Sonuca giden yolda ilk durak İbrahim Anlaşmasına imza atmış Arap ülkeleri ile Suudi Arabistan. Körfez ülkelerinin ve Mısır ile Ürdün’ün desteği olmadan bir adım ileri gitmenin mümkün olmayacağı açık. Başkan Trump’ın bundan sonraki adımlarını bu yönde atacağını ve Avrupa Birliğinin desteğini de arayacağını öngörmek gerekir, diye düşünüyorum.
Burada söz uzlaşıya ve sağduyuya gelmeli. Ne yazık ki ne Batı Şeria’da ne de Gazze’de yapıcı ve gerçekçi bir siyaset yürütecek kadrolar var. Mahmud Abbas, bilinen kötüler içinde en iyisi olduğu için halen Ramallah’ta, kendisine rağmen ayakta.
Gazze’yi, kendisine cömertçe sağlanan milyarlarca doları, halkının gelecekteki refahı yerine teröre gömen idarecilerin insafına bırakmak vicdana sığmaz. Ne İsmail Haniye ne de Yahya Sinwar Gazze halkını refaha çıkartacak kahramanlardı. Onlar yarınlarını terörde gören idarecilerdi… Gazze’nin geleceğinde rol alacak nitelikli insanları, Hamas’ın yok ettikleri arasında aramak iyi bir fikir olmaz mı?
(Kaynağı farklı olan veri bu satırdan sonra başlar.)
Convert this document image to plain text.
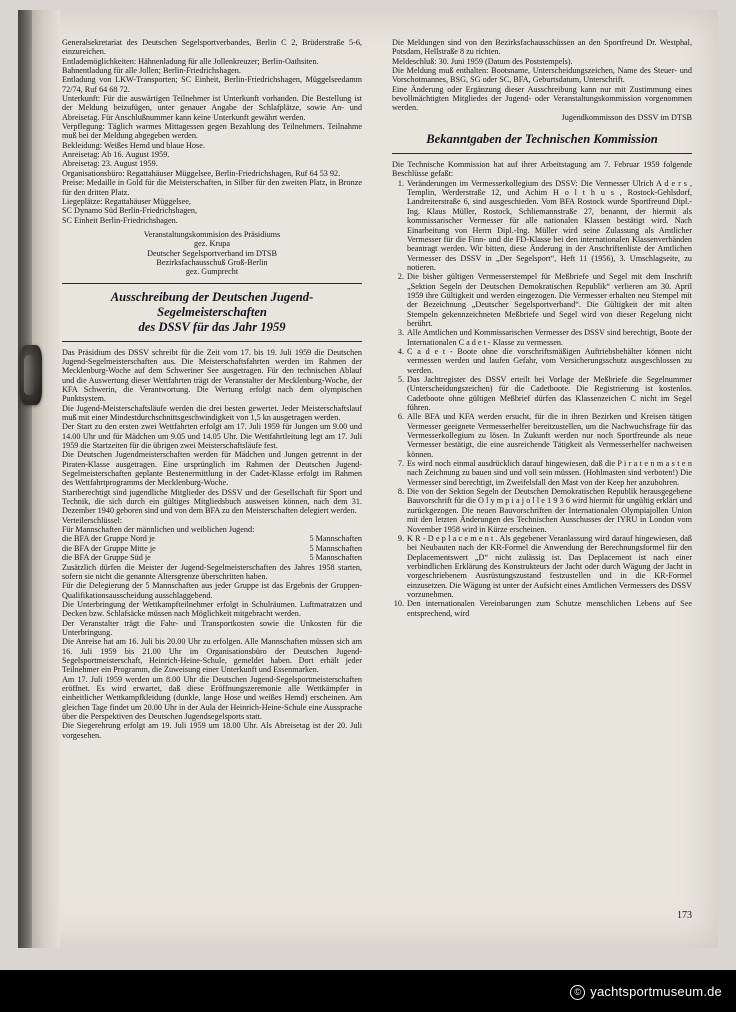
Generalsekretariat des Deutschen Segelsportverbandes, Berlin C 2, Brüderstraße 5-6, einzureichen.

Entlademöglichkeiten: Hähnenladung für alle Jollenkreuzer; Berlin-Oathsiten.

Bahnentladung für alle Jollen; Berlin-Friedrichshagen.

Entladung von LKW-Transporten; SC Einheit, Berlin-Friedrichshagen, Müggelseedamm 72/74, Ruf 64 68 72.

Unterkunft: Für die auswärtigen Teilnehmer ist Unterkunft vorhanden. Die Bestellung ist der Meldung beizufügen, unter genauer Angabe der Schlafplätze, sowie An- und Abreisetag. Für Anschlußnummer kann keine Unterkunft gewährt werden.

Verpflegung: Täglich warmes Mittagessen gegen Bezahlung des Teilnehmers. Teilnahme muß bei der Meldung abgegeben werden.

Bekleidung: Weißes Hemd und blaue Hose.

Anreisetag: Ab 16. August 1959.

Abreisetag: 23. August 1959.

Organisationsbüro: Regattahäuser Müggelsee, Berlin-Friedrichshagen, Ruf 64 53 92.

Preise: Medaille in Gold für die Meisterschaften, in Silber für den zweiten Platz, in Bronze für den dritten Platz.

Liegeplätze: Regattahäuser Müggelsee,

SC Dynamo Süd Berlin-Friedrichshagen,

SC Einheit Berlin-Friedrichshagen.

Veranstaltungskommision des Präsidiums

gez. Krupa

Deutscher Segelsportverband im DTSB

Bezirksfachausschuß Groß-Berlin

gez. Gumprecht

Ausschreibung der Deutschen Jugend-Segelmeisterschaften
des DSSV für das Jahr 1959

Das Präsidium des DSSV schreibt für die Zeit vom 17. bis 19. Juli 1959 die Deutschen Jugend-Segelmeisterschaften aus. Die Meisterschaftsfahrten werden im Rahmen der Mecklenburg-Woche auf dem Schweriner See ausgetragen. Für den technischen Ablauf und die Auswertung dieser Wettfahrten trägt der Veranstalter der Mecklenburg-Woche, der KFA Schwerin, die Verantwortung. Die Wertung erfolgt nach dem olympischen Punktsystem.

Die Jugend-Meisterschaftsläufe werden die drei besten gewertet. Jeder Meisterschaftslauf muß mit einer Mindestdurchschnittsgeschwindigkeit von 1,5 kn ausgetragen werden.

Der Start zu den ersten zwei Wettfahrten erfolgt am 17. Juli 1959 für Jungen um 9.00 und 14.00 Uhr und für Mädchen um 9.05 und 14.05 Uhr. Die Wettfahrtleitung legt am 17. Juli 1959 die Startzeiten für die übrigen zwei Meisterschaftsläufe fest.

Die Deutschen Jugendmeisterschaften werden für Mädchen und Jungen getrennt in der Piraten-Klasse ausgetragen. Eine ursprünglich im Rahmen der Deutschen Jugend-Segelmeisterschaften geplante Bestenermittlung in der Cadet-Klasse erfolgt im Rahmen des Wettfahrtprogramms der Mecklenburg-Woche.

Startberechtigt sind jugendliche Mitglieder des DSSV und der Gesellschaft für Sport und Technik, die sich durch ein gültiges Mitgliedsbuch ausweisen können, nach dem 31. Dezember 1940 geboren sind und von dem BFA zu den Meisterschaften delegiert werden.

Verteilerschlüssel:

Für Mannschaften der männlichen und weiblichen Jugend:

die BFA der Gruppe Nord je	5 Mannschaften
die BFA der Gruppe Mitte je	5 Mannschaften
die BFA der Gruppe Süd je	5 Mannschaften

Zusätzlich dürfen die Meister der Jugend-Segelmeisterschaften des Jahres 1958 starten, sofern sie nicht die genannte Altersgrenze überschritten haben.

Für die Delegierung der 5 Mannschaften aus jeder Gruppe ist das Ergebnis der Gruppen-Qualifikationsausscheidung ausschlaggebend.

Die Unterbringung der Wettkampfteilnehmer erfolgt in Schulräumen. Luftmatratzen und Decken bzw. Schlafsäcke müssen nach Möglichkeit mitgebracht werden.

Der Veranstalter trägt die Fahr- und Transportkosten sowie die Unkosten für die Unterbringung.

Die Anreise hat am 16. Juli bis 20.00 Uhr zu erfolgen. Alle Mannschaften müssen sich am 16. Juli 1959 bis 21.00 Uhr im Organisationsbüro der Deutschen Jugend-Segelsportmeisterschaft, Heinrich-Heine-Schule, gemeldet haben. Dort erhält jeder Teilnehmer ein Programm, die Zuweisung einer Unterkunft und Essenmarken.

Am 17. Juli 1959 werden um 8.00 Uhr die Deutschen Jugend-Segelsportmeisterschaften eröffnet. Es wird erwartet, daß diese Eröffnungszeremonie alle Wettkämpfer in einheitlicher Wettkampfkleidung (dunkle, lange Hose und weißes Hemd) erscheinen. Am gleichen Tage findet um 20.00 Uhr in der Aula der Heinrich-Heine-Schule eine Aussprache über die Perspektiven des Deutschen Jugendsegelsports statt.

Die Siegerehrung erfolgt am 19. Juli 1959 um 18.00 Uhr. Als Abreisetag ist der 20. Juli vorgesehen.

Die Meldungen sind von den Bezirksfachausschüssen an den Sportfreund Dr. Westphal, Potsdam, Hellstraße 8 zu richten.

Meldeschluß: 30. Juni 1959 (Datum des Poststempels).

Die Meldung muß enthalten: Bootsname, Unterscheidungszeichen, Name des Steuer- und Vorschotmannes, BSG, SG oder SC, BFA, Geburtsdatum, Unterschrift.

Eine Änderung oder Ergänzung dieser Ausschreibung kann nur mit Zustimmung eines bevollmächtigten Mitgliedes der Jugend- oder Veranstaltungskommission vorgenommen werden.

Jugendkommisson des DSSV im DTSB

Bekanntgaben der Technischen Kommission

Die Technische Kommission hat auf ihrer Arbeitstagung am 7. Februar 1959 folgende Beschlüsse gefaßt:

1. Veränderungen im Vermesserkollegium des DSSV: Die Vermesser Ulrich A d e r s , Templin, Werderstraße 12, und Achim H o l t h u s , Rostock-Gehlsdorf, Landreiterstraße 6, sind ausgeschieden. Vom BFA Rostock wurde Sportfreund Dipl.-Ing. Klaus Müller, Rostock, Schliemannstraße 27, benannt, der hiermit als kommissarischer Vermesser für alle nationalen Klassen bestätigt wird. Nach Einarbeitung von Herrn Dipl.-Ing. Müller wird seine Zulassung als Amtlicher Vermesser für die Finn- und die FD-Klasse bei den internationalen Klassenverbänden beantragt werden. Wir bitten, diese Änderung in der Anschriftenliste der Amtlichen Vermesser des DSSV in „Der Segelsport“, Heft 11 (1956), 3. Umschlagseite, zu notieren.
2. Die bisher gültigen Vermesserstempel für Meßbriefe und Segel mit dem Inschrift „Sektion Segeln der Deutschen Demokratischen Republik“ verlieren am 30. April 1959 ihre Gültigkeit und werden eingezogen. Die Vermesser erhalten neu Stempel mit der Bezeichnung „Deutscher Segelsportverband“. Die Gültigkeit der mit alten Stempeln gekennzeichneten Meßbriefe und Segel wird von dieser Regelung nicht berührt.
3. Alle Amtlichen und Kommissarischen Vermesser des DSSV sind berechtigt, Boote der Internationalen C a d e t - Klasse zu vermessen.
4. C a d e t - Boote ohne die vorschriftsmäßigen Auftriebsbehälter können nicht vermessen werden und laufen Gefahr, vom Versicherungsschutz ausgeschlossen zu werden.
5. Das Jachtregister des DSSV erteilt bei Vorlage der Meßbriefe die Segelnummer (Unterscheidungszeichen) für die Cadetboote. Die Registrierung ist kostenlos. Cadetboote ohne gültigen Meßbrief dürfen das Klassenzeichen C nicht im Segel führen.
6. Alle BFA und KFA werden ersucht, für die in ihren Bezirken und Kreisen tätigen Vermesser geeignete Vermesserhelfer bereitzustellen, um die Nachwuchsfrage für das Vermesserkollegium zu lösen. In Zukunft werden nur noch Sportfreunde als neue Vermesser bestätigt, die eine ausreichende Tätigkeit als Vermesserhelfer nachweisen können.
7. Es wird noch einmal ausdrücklich darauf hingewiesen, daß die P i r a t e n m a s t e n nach Zeichnung zu bauen sind und voll sein müssen. (Hohlmasten sind verboten!) Die Vermesser sind berechtigt, im Zweifelsfall den Mast von der Keep her anzubohren.
8. Die von der Sektion Segeln der Deutschen Demokratischen Republik herausgegebene Bauvorschrift für die O l y m p i a j o l l e 1 9 3 6 wird hiermit für ungültig erklärt und zurückgezogen. Die neuen Bauvorschriften der Internationalen Olympiajollen Union mit den letzten Änderungen des Technischen Ausschusses der IYRU in London vom November 1958 wird in Kürze erscheinen.
9. K R - D e p l a c e m e n t . Als gegebener Veranlassung wird darauf hingewiesen, daß bei Neubauten nach der KR-Formel die Anwendung der Berechnungsformel für den Deplacementswert „D“ nicht zulässig ist. Das Deplacement ist nach einer verbindlichen Erklärung des Konstrukteurs der Jacht oder durch Wägung der Jacht in vorgeschriebenem Ausrüstungszustand festzustellen und in die KR-Formel einzusetzen. Die Wägung ist unter der Aufsicht eines Amtlichen Vermessers des DSSV vorzunehmen.
10. Den internationalen Vereinbarungen zum Schutze menschlichen Lebens auf See entsprechend, wird
173
© yachtsportmuseum.de
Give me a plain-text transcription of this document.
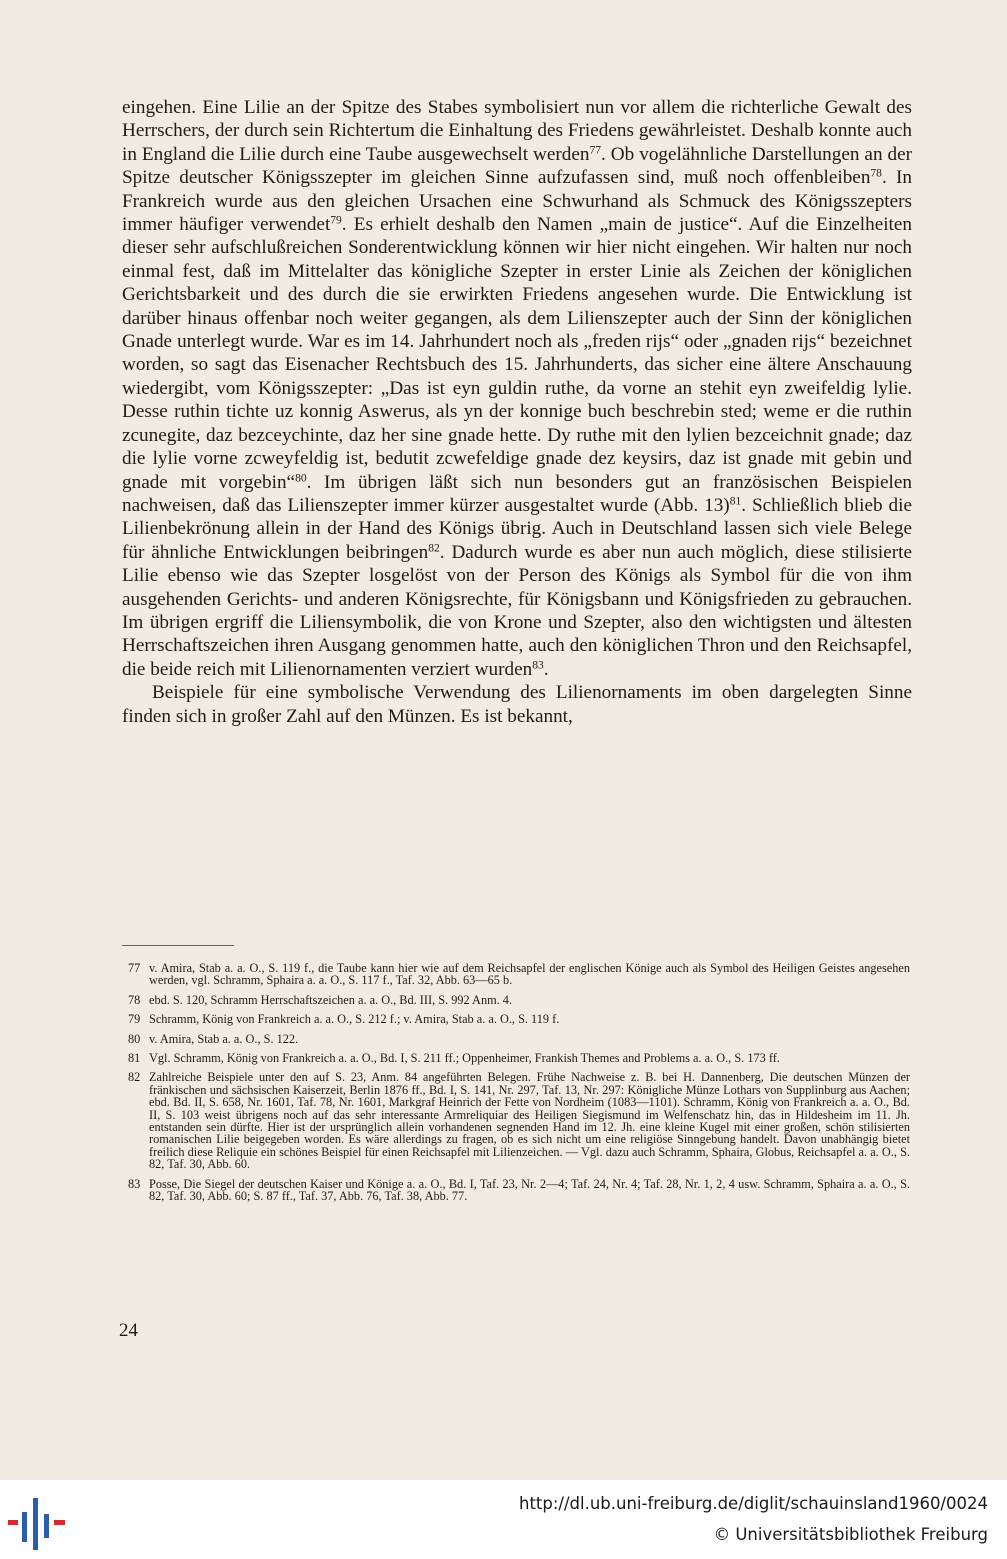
eingehen. Eine Lilie an der Spitze des Stabes symbolisiert nun vor allem die richterliche Gewalt des Herrschers, der durch sein Richtertum die Einhaltung des Friedens gewährleistet. Deshalb konnte auch in England die Lilie durch eine Taube ausgewechselt werden$^{77}$. Ob vogelähnliche Darstellungen an der Spitze deutscher Königsszepter im gleichen Sinne aufzufassen sind, muß noch offenbleiben$^{78}$. In Frankreich wurde aus den gleichen Ursachen eine Schwurhand als Schmuck des Königsszepters immer häufiger verwendet$^{79}$. Es erhielt deshalb den Namen „main de justice“. Auf die Einzelheiten dieser sehr aufschlußreichen Sonderentwicklung können wir hier nicht eingehen. Wir halten nur noch einmal fest, daß im Mittelalter das königliche Szepter in erster Linie als Zeichen der königlichen Gerichtsbarkeit und des durch die sie erwirkten Friedens angesehen wurde. Die Entwicklung ist darüber hinaus offenbar noch weiter gegangen, als dem Lilienszepter auch der Sinn der königlichen Gnade unterlegt wurde. War es im 14. Jahrhundert noch als „freden rijs“ oder „gnaden rijs“ bezeichnet worden, so sagt das Eisenacher Rechtsbuch des 15. Jahrhunderts, das sicher eine ältere Anschauung wiedergibt, vom Königsszepter: „Das ist eyn guldin ruthe, da vorne an stehit eyn zweifeldig lylie. Desse ruthin tichte uz konnig Aswerus, als yn der konnige buch beschrebin sted; weme er die ruthin zcunegite, daz bezceychinte, daz her sine gnade hette. Dy ruthe mit den lylien bezceichnit gnade; daz die lylie vorne zcweyfeldig ist, bedutit zcwefeldige gnade dez keysirs, daz ist gnade mit gebin und gnade mit vorgebin“$^{80}$. Im übrigen läßt sich nun besonders gut an französischen Beispielen nachweisen, daß das Lilienszepter immer kürzer ausgestaltet wurde (Abb. 13)$^{81}$. Schließlich blieb die Lilienbekrönung allein in der Hand des Königs übrig. Auch in Deutschland lassen sich viele Belege für ähnliche Entwicklungen beibringen$^{82}$. Dadurch wurde es aber nun auch möglich, diese stilisierte Lilie ebenso wie das Szepter losgelöst von der Person des Königs als Symbol für die von ihm ausgehenden Gerichts- und anderen Königsrechte, für Königsbann und Königsfrieden zu gebrauchen. Im übrigen ergriff die Liliensymbolik, die von Krone und Szepter, also den wichtigsten und ältesten Herrschaftszeichen ihren Ausgang genommen hatte, auch den königlichen Thron und den Reichsapfel, die beide reich mit Lilienornamenten verziert wurden$^{83}$.

Beispiele für eine symbolische Verwendung des Lilienornaments im oben dargelegten Sinne finden sich in großer Zahl auf den Münzen. Es ist bekannt,

77 v. Amira, Stab a. a. O., S. 119 f., die Taube kann hier wie auf dem Reichsapfel der englischen Könige auch als Symbol des Heiligen Geistes angesehen werden, vgl. Schramm, Sphaira a. a. O., S. 117 f., Taf. 32, Abb. 63—65 b.
78 ebd. S. 120, Schramm Herrschaftszeichen a. a. O., Bd. III, S. 992 Anm. 4.
79 Schramm, König von Frankreich a. a. O., S. 212 f.; v. Amira, Stab a. a. O., S. 119 f.
80 v. Amira, Stab a. a. O., S. 122.
81 Vgl. Schramm, König von Frankreich a. a. O., Bd. I, S. 211 ff.; Oppenheimer, Frankish Themes and Problems a. a. O., S. 173 ff.
82 Zahlreiche Beispiele unter den auf S. 23, Anm. 84 angeführten Belegen. Frühe Nachweise z. B. bei H. Dannenberg, Die deutschen Münzen der fränkischen und sächsischen Kaiserzeit, Berlin 1876 ff., Bd. I, S. 141, Nr. 297, Taf. 13, Nr. 297: Königliche Münze Lothars von Supplinburg aus Aachen; ebd. Bd. II, S. 658, Nr. 1601, Taf. 78, Nr. 1601, Markgraf Heinrich der Fette von Nordheim (1083—1101). Schramm, König von Frankreich a. a. O., Bd. II, S. 103 weist übrigens noch auf das sehr interessante Armreliquiar des Heiligen Siegismund im Welfenschatz hin, das in Hildesheim im 11. Jh. entstanden sein dürfte. Hier ist der ursprünglich allein vorhandenen segnenden Hand im 12. Jh. eine kleine Kugel mit einer großen, schön stilisierten romanischen Lilie beigegeben worden. Es wäre allerdings zu fragen, ob es sich nicht um eine religiöse Sinngebung handelt. Davon unabhängig bietet freilich diese Reliquie ein schönes Beispiel für einen Reichsapfel mit Lilienzeichen. — Vgl. dazu auch Schramm, Sphaira, Globus, Reichsapfel a. a. O., S. 82, Taf. 30, Abb. 60.
83 Posse, Die Siegel der deutschen Kaiser und Könige a. a. O., Bd. I, Taf. 23, Nr. 2—4; Taf. 24, Nr. 4; Taf. 28, Nr. 1, 2, 4 usw. Schramm, Sphaira a. a. O., S. 82, Taf. 30, Abb. 60; S. 87 ff., Taf. 37, Abb. 76, Taf. 38, Abb. 77.
24
http://dl.ub.uni-freiburg.de/diglit/schauinsland1960/0024
© Universitätsbibliothek Freiburg
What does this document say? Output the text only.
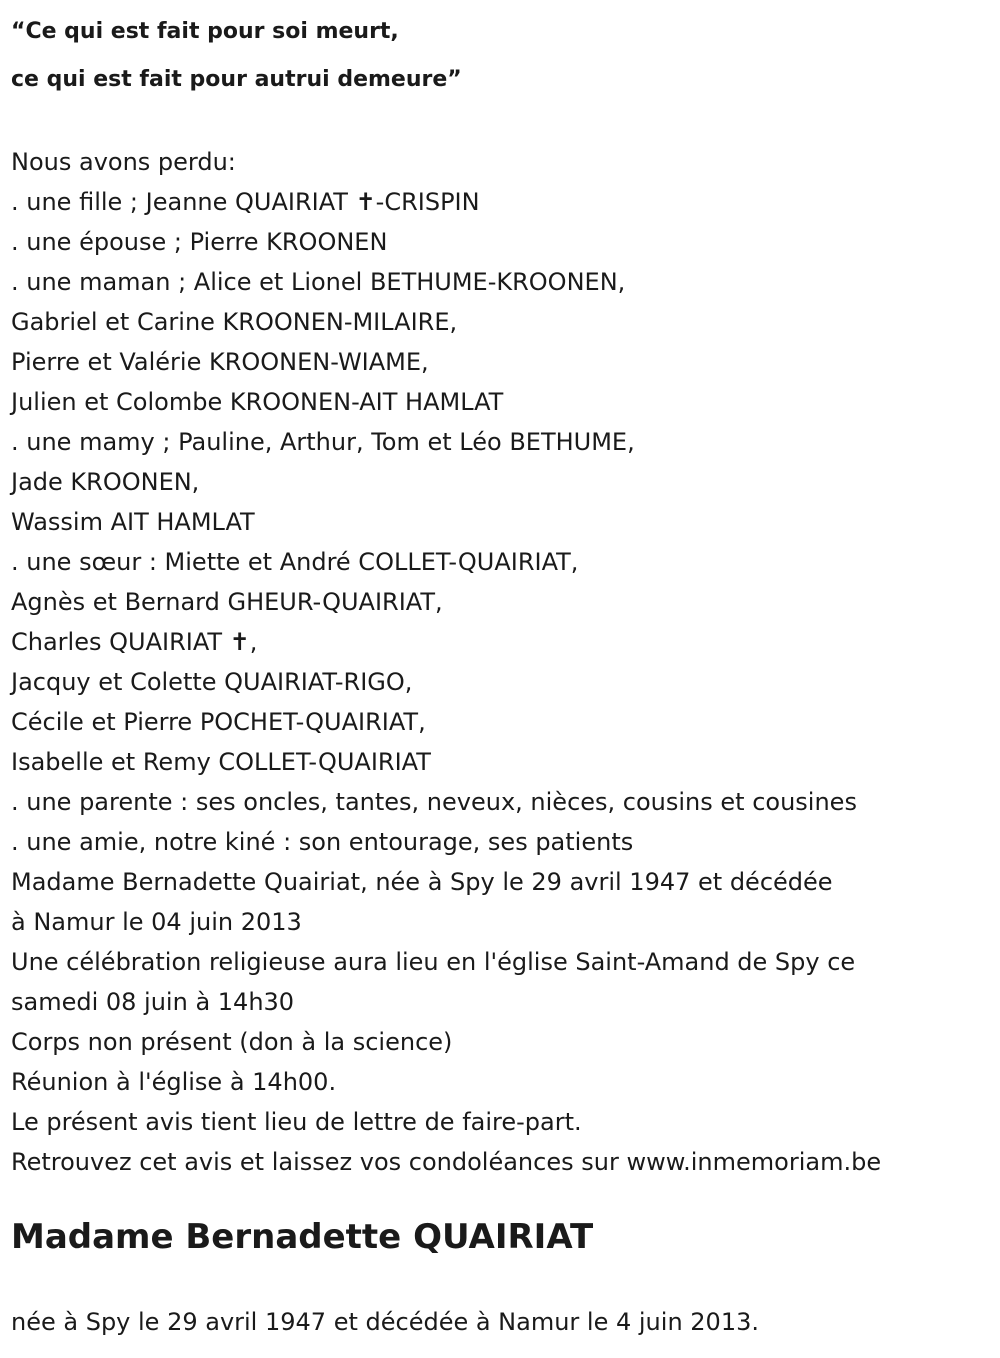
“Ce qui est fait pour soi meurt,
ce qui est fait pour autrui demeure”
Nous avons perdu:
. une fille ; Jeanne QUAIRIAT ✝-CRISPIN
. une épouse ; Pierre KROONEN
. une maman ; Alice et Lionel BETHUME-KROONEN,
Gabriel et Carine KROONEN-MILAIRE,
Pierre et Valérie KROONEN-WIAME,
Julien et Colombe KROONEN-AIT HAMLAT
. une mamy ; Pauline, Arthur, Tom et Léo BETHUME,
Jade KROONEN,
Wassim AIT HAMLAT
. une sœur : Miette et André COLLET-QUAIRIAT,
Agnès et Bernard GHEUR-QUAIRIAT,
Charles QUAIRIAT ✝,
Jacquy et Colette QUAIRIAT-RIGO,
Cécile et Pierre POCHET-QUAIRIAT,
Isabelle et Remy COLLET-QUAIRIAT
. une parente : ses oncles, tantes, neveux, nièces, cousins et cousines
. une amie, notre kiné : son entourage, ses patients
Madame Bernadette Quairiat, née à Spy le 29 avril 1947 et décédée
à Namur le 04 juin 2013
Une célébration religieuse aura lieu en l'église Saint-Amand de Spy ce
samedi 08 juin à 14h30
Corps non présent (don à la science)
Réunion à l'église à 14h00.
Le présent avis tient lieu de lettre de faire-part.
Retrouvez cet avis et laissez vos condoléances sur www.inmemoriam.be
Madame Bernadette QUAIRIAT

née à Spy le 29 avril 1947 et décédée à Namur le 4 juin 2013.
Ne yazık ki, Filistin’in refaha yolculuğunda, bu ne şekilde olacaksa olsun, ne ABD, ne Arap ülkeleri ne İsrail masada Türkiye’ye yer verecek. Oysa, yakın bir geçmişe kadar, her tarafla sağlıklı diyalog kurabilen bölgenin akil adamıydı Ankara. Taraflar sorunlarını Doha’da ya da Kahire’de değil, Ankara’da çözmenin daha doğru olacağını biliyor, güveniyorlardı. ABD ve Avrupa’nın partneri, NATO üyesi kimliği ve İslam aleminin adı demokrasi ile anılan ülkesinin, doğu ile batıyı yakınlaştıran katalizör rolünü yitirmiş olması başta Filistinliler olmak üzere, herkes için bir kayıp.